His gaze is level, his expression open as he says, "Recovery is a
lifetime thing. Jefferson Place taught me I could do it."

Jefferson Place is one of very few programs in Georgia where a
homeless addict or defendant facing jail time for a nonviolent drug-
or mental-health-related crime can go to break the cycle of
homelessness, addiction, mental illness and jail time.

A journey through Jefferson Place starts with finding a bed at the
homeless shelter with 150 other guys. If you can show you are serious
about getting clean by working around the shelter, you can join the 50
or so men in Project Focus, which includes intensive detox and
outpatient treatment for addiction.

Project Focus "consumers," as Jefferson Place residents are called,
live in the facility located in the old Fulton County jail on
Jefferson Street. If you make it through 12 weeks of treatment, you
can get on the list for the "transition" program. You get a dormitory
room, daily group therapy and 12-step meetings, a chance to go to
school or other job training, as well as life skills education ---
"I've never written a check or paid a light bill," says Gladney.

When you get close to finishing the two-year stint, your case manager
will help you find housing and a job. The "after-care" program wraps
around you for the first three months, helping with rent and other
support as you get established on your own.

Who else provides this kind of "soup to nuts" help for homeless
addicts, many of whom also have mental illness?

"Nobody," project director Gerry Richardson says, with a rueful grin.
There are outpatient clinics, there are shelters, there are detox
units and a smattering of job-training programs. Few facilities offer
all in the same place.

Research shows, however, that this kind of long-term supportive
treatment and housing is cheaper and dramatically more effective at
permanently breaking the cycle of chronic homelessness and jail than
fragmented services can be.
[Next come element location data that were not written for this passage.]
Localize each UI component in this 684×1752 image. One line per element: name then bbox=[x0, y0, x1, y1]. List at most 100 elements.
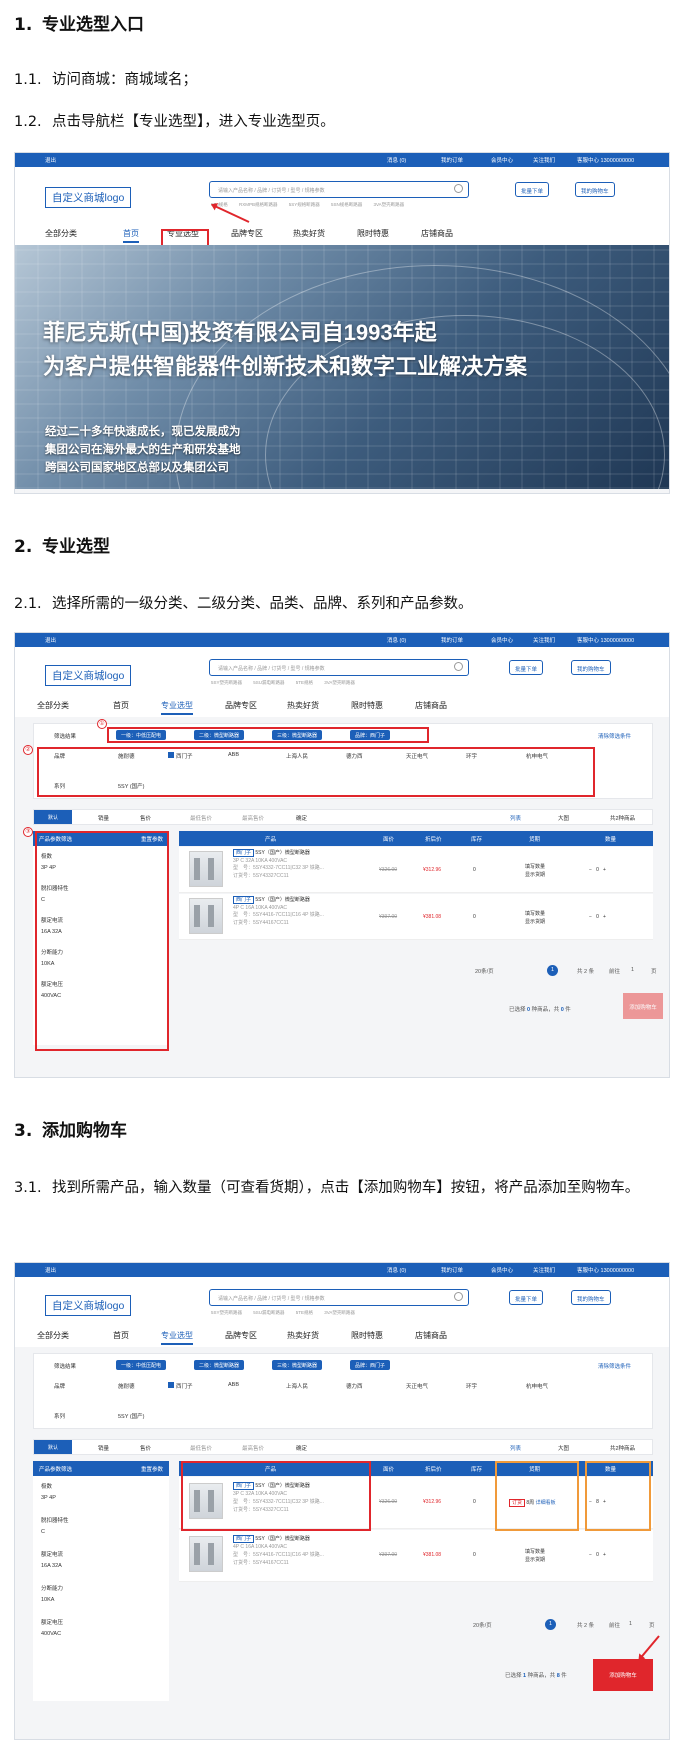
product-image[interactable] bbox=[189, 898, 223, 934]
add-cart-button[interactable]: 添加购物车 bbox=[623, 993, 663, 1019]
message-link[interactable]: 消息 (0) bbox=[387, 636, 406, 644]
brand-option[interactable]: 德力西 bbox=[346, 1382, 363, 1390]
nav-hot[interactable]: 热卖好货 bbox=[287, 1330, 319, 1341]
nav-home[interactable]: 首页 bbox=[123, 228, 139, 243]
search-icon[interactable] bbox=[454, 184, 463, 193]
search-input[interactable]: 请输入产品名称 / 品牌 / 订货号 / 型号 / 规格参数 bbox=[209, 1289, 469, 1306]
sort-price[interactable]: 售价 bbox=[140, 1444, 151, 1452]
nav-shop[interactable]: 店铺商品 bbox=[421, 228, 453, 239]
goto-input[interactable]: 1 bbox=[631, 967, 634, 973]
max-price-input[interactable]: 最高售价 bbox=[242, 1444, 264, 1452]
nav-flash-sale[interactable]: 限时特惠 bbox=[357, 228, 389, 239]
bulk-order-button[interactable]: 批量下单 bbox=[509, 660, 544, 675]
product-name[interactable]: 5SY（国产）微型断路器 bbox=[255, 1536, 309, 1542]
search-input[interactable]: 请输入产品名称 / 品牌 / 订货号 / 型号 / 规格参数 bbox=[209, 659, 469, 676]
shop-logo[interactable]: 自定义商城logo bbox=[45, 1295, 132, 1316]
shop-logo[interactable]: 自定义商城logo bbox=[45, 187, 132, 208]
goto-input[interactable]: 1 bbox=[629, 1621, 632, 1627]
view-list[interactable]: 列表 bbox=[510, 814, 521, 822]
max-price-input[interactable]: 最高售价 bbox=[242, 814, 264, 822]
brand-option[interactable]: 上海人民 bbox=[286, 1382, 308, 1390]
nav-brands[interactable]: 品牌专区 bbox=[231, 228, 263, 239]
logout-link[interactable]: 退出 bbox=[45, 156, 56, 164]
nav-hot[interactable]: 热卖好货 bbox=[293, 228, 325, 239]
param-values[interactable]: 10KA bbox=[41, 1595, 161, 1606]
orders-link[interactable]: 我的订单 bbox=[441, 1266, 463, 1274]
message-link[interactable]: 消息 (0) bbox=[387, 156, 406, 164]
min-price-input[interactable]: 最低售价 bbox=[190, 1444, 212, 1452]
search-icon[interactable] bbox=[454, 1292, 463, 1301]
service-link[interactable]: 客服中心 13000000000 bbox=[577, 636, 634, 644]
search-icon[interactable] bbox=[454, 662, 463, 671]
view-list[interactable]: 列表 bbox=[510, 1444, 521, 1452]
price-confirm-button[interactable]: 确定 bbox=[296, 814, 307, 822]
clear-filters-link[interactable]: 清除筛选条件 bbox=[598, 732, 631, 740]
brand-option[interactable]: 环宇 bbox=[466, 1382, 477, 1390]
orders-link[interactable]: 我的订单 bbox=[441, 156, 463, 164]
nav-hot[interactable]: 热卖好货 bbox=[287, 700, 319, 711]
cart-button[interactable]: 我的购物车 bbox=[575, 182, 615, 197]
brand-option[interactable]: ABB bbox=[228, 1382, 239, 1388]
nav-brands[interactable]: 品牌专区 bbox=[225, 1330, 257, 1341]
service-link[interactable]: 客服中心 13000000000 bbox=[577, 1266, 634, 1274]
qty-stepper[interactable]: − 0 + bbox=[589, 867, 606, 873]
nav-shop[interactable]: 店铺商品 bbox=[415, 700, 447, 711]
clear-filters-link[interactable]: 清除筛选条件 bbox=[598, 1362, 631, 1370]
bulk-order-button[interactable]: 批量下单 bbox=[515, 182, 550, 197]
member-link[interactable]: 会员中心 bbox=[491, 636, 513, 644]
nav-all-categories[interactable]: 全部分类 bbox=[45, 228, 77, 239]
filter-tag-level1[interactable]: 一级：中低压配电 bbox=[116, 1360, 167, 1370]
page-1[interactable]: 1 bbox=[545, 1619, 556, 1630]
logout-link[interactable]: 退出 bbox=[45, 1266, 56, 1274]
product-name[interactable]: 5SY（国产）微型断路器 bbox=[255, 850, 309, 856]
per-page-select[interactable]: 20条/页 bbox=[475, 967, 494, 975]
hot-words[interactable]: 5SY塑壳断路器 5SU漏电断路器 5TE规格 3VA塑壳断路器 bbox=[211, 1310, 355, 1316]
product-image[interactable] bbox=[189, 1536, 223, 1572]
per-page-select[interactable]: 20条/页 bbox=[473, 1621, 492, 1629]
sort-default[interactable]: 默认 bbox=[34, 810, 73, 824]
shop-logo[interactable]: 自定义商城logo bbox=[45, 665, 132, 686]
nav-all-categories[interactable]: 全部分类 bbox=[37, 1330, 69, 1341]
search-input[interactable]: 请输入产品名称 / 品牌 / 订货号 / 型号 / 规格参数 bbox=[209, 181, 469, 198]
reset-params-button[interactable]: 重置参数 bbox=[141, 1465, 163, 1473]
price-confirm-button[interactable]: 确定 bbox=[296, 1444, 307, 1452]
param-values[interactable]: 400VAC bbox=[41, 1629, 161, 1640]
orders-link[interactable]: 我的订单 bbox=[441, 636, 463, 644]
bulk-order-button[interactable]: 批量下单 bbox=[509, 1290, 544, 1305]
filter-tag-level3[interactable]: 三级：微型断路器 bbox=[272, 1360, 323, 1370]
param-values[interactable]: 3P 4P bbox=[41, 1493, 161, 1504]
param-values[interactable]: 16A 32A bbox=[41, 1561, 161, 1572]
hot-words[interactable]: 5SY塑壳断路器 5SU漏电断路器 5TE规格 3VA塑壳断路器 bbox=[211, 680, 355, 686]
nav-flash-sale[interactable]: 限时特惠 bbox=[351, 700, 383, 711]
nav-brands[interactable]: 品牌专区 bbox=[225, 700, 257, 711]
sort-price[interactable]: 售价 bbox=[140, 814, 151, 822]
sort-default[interactable]: 默认 bbox=[34, 1440, 73, 1454]
cart-button[interactable]: 我的购物车 bbox=[571, 1290, 611, 1305]
nav-pro-selection[interactable]: 专业选型 bbox=[161, 1330, 193, 1345]
nav-shop[interactable]: 店铺商品 bbox=[415, 1330, 447, 1341]
message-link[interactable]: 消息 (0) bbox=[387, 1266, 406, 1274]
member-link[interactable]: 会员中心 bbox=[491, 156, 513, 164]
qty-stepper[interactable]: − 0 + bbox=[589, 914, 606, 920]
cart-button[interactable]: 我的购物车 bbox=[571, 660, 611, 675]
page-1[interactable]: 1 bbox=[547, 965, 558, 976]
series-option[interactable]: 5SY (国产) bbox=[118, 1412, 145, 1420]
brand-option[interactable]: 天正电气 bbox=[406, 1382, 428, 1390]
product-name[interactable]: 5SY（国产）微型断路器 bbox=[255, 897, 309, 903]
logout-link[interactable]: 退出 bbox=[45, 636, 56, 644]
nav-flash-sale[interactable]: 限时特惠 bbox=[351, 1330, 383, 1341]
nav-pro-selection[interactable]: 专业选型 bbox=[161, 700, 193, 715]
nav-home[interactable]: 首页 bbox=[113, 1330, 129, 1341]
hot-words[interactable]: 5SJ规格 RXMPB规格断路器 5SY规格断路器 5SN规格断路器 3VA塑壳… bbox=[211, 202, 404, 208]
brand-option[interactable]: 施耐德 bbox=[118, 1382, 135, 1390]
min-price-input[interactable]: 最低售价 bbox=[190, 814, 212, 822]
follow-link[interactable]: 关注我们 bbox=[533, 636, 555, 644]
param-values[interactable]: C bbox=[41, 1527, 161, 1538]
follow-link[interactable]: 关注我们 bbox=[533, 156, 555, 164]
filter-tag-level2[interactable]: 二级：微型断路器 bbox=[194, 1360, 245, 1370]
brand-option-checked[interactable]: 西门子 bbox=[168, 1382, 193, 1390]
view-grid[interactable]: 大图 bbox=[558, 1444, 569, 1452]
nav-all-categories[interactable]: 全部分类 bbox=[37, 700, 69, 711]
follow-link[interactable]: 关注我们 bbox=[533, 1266, 555, 1274]
brand-option[interactable]: 杭申电气 bbox=[526, 1382, 548, 1390]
A 2002 evaluation of the California
Community Mental Health Treatment program, which like Jefferson Place
combines supportive housing with mental health services, medications,
substance abuse and job training, reported the following impact on the
4,720 people who participated over a year's time:

66 percent decline in hospitalization

82 percent decline in incarceration

79 percent decline in homelessness

169 percent increase in employment

$23 million savings to the state.

There may be as many as 85,000 homeless people in Georgia with a
mental illness, an addiction or both. For the few thousand who have
been on the streets a year or more, the only medical care is in
emergency rooms. The most likely institutional contact they have is at
the local county jail, with the occasional stay at a mental hospital
if they become psychotic.

Theirs is an expensive lifestyle, at least for the taxpayer. A stay in
the overcrowded Fulton County jail --- where 700 or more mentally ill
inmates are housed routinely --- costs at least $45 a day, more if
medical care is required. A night at Grady Memorial Hospital's
psychiatric unit costs taxpayers $630.

By contrast, Jefferson Place --- which operates with a combination of
federal grants and county matching funds --- spends about $35 a day
for each man in transitional housing.

But Jefferson Place's program is available to only 50 men a year.
Richardson says he could double the size of the program in the old
jail facility if he had the construction money to rehab the second
floor. Fulton County has no plans to allocate that money, however.

Jefferson Place works. Its focused, comprehensive program produces
results, both for its clients and for taxpayers, and it should be
duplicated all over metro Atlanta and the state.

Editor's note: This is the second in an occasional series about how
the lack of mental health and addiction treatment contributes to
homelessness, jail overcrowding and budget problems.